In recent years, the medical community has faced the daunting challenge of addressing the opioid crisis, which has led to significant changes in prescribing practices. A new study in JAMA Network Open, “Strategies to Deimplement Opioid Prescribing in Primary Care: A Cluster Randomized Clinical Trial,” shows promise for various strategies aimed at reducing opioid prescriptions at the clinic and provider level.
The research team includes faculty and staff from the UW Department of Family Medicine and Community Health: Andrew Quanbeck, PhD, Xiang Li, MS, Jillian Landeck, MD, Alice Pulvermacher, MS, Randall Brown, MD, PhD, and Nora Jacobson, PhD, from the UW Institute for Clinical and Translational Research and the School of Nursing.
The study looks at different ways to reduce the daily dose of opioids (measured in morphine milligram equivalents or MME) that patients take. The most intensive approach, which includes education, monitoring, feedback, practice facilitation, and patient-centered care, led to a small but meaningful reduction in the daily opioid dose compared to the least intensive approach, which only includes education, monitoring, and feedback. Specifically, the reduction was 2.4 mg per day, which is about a 6% decrease from the starting average dose of 38.7 mg per day.
Dr. Andrew Quanbeck, the study’s principal investigator, suggests one interpretation of the study is that doctors, given many guidelines and limited time, tend to focus less on treatment agreements and urine drug tests. Instead, they prioritize patient-centered screenings for pain, enjoyment, and quality of life. This shift shows how medical opinions on the efficacy of certain guidelines have evolved.
“The 2022 CDC guidelines recommendation to start with a low dosage and go slow with new prescriptions seems to be the most solid recommendation that we can all agree is worth doing, and that is what we saw in the most intensive group in this study,” adds Quanbeck.

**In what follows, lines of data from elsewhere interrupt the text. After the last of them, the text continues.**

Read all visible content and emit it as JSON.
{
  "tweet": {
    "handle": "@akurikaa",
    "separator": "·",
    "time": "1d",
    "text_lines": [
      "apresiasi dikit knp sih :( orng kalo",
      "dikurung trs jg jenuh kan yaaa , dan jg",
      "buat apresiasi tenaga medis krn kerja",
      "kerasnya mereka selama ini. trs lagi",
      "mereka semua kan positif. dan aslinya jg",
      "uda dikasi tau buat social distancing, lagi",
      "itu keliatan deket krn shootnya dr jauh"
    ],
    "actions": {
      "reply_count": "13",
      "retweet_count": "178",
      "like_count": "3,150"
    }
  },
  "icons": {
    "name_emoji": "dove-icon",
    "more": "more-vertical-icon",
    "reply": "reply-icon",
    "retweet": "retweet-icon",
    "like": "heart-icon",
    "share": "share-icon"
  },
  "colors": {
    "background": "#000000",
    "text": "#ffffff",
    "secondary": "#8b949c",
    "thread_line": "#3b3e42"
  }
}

As for next steps, Quanbeck’s team is focusing efforts on studying implementation of evidence-based integrative medicine approaches for chronic pain management in lieu of opioids in partnership with the Osher Center for Integrative Health at UW.
“This study did not offer any patient-facing interventions for chronic pain as it was aimed at reducing opioid use, but there is still a gap to be filled,” says Quanbeck. “We are collectively taking opioids away, but chronic pain isn’t going anywhere.”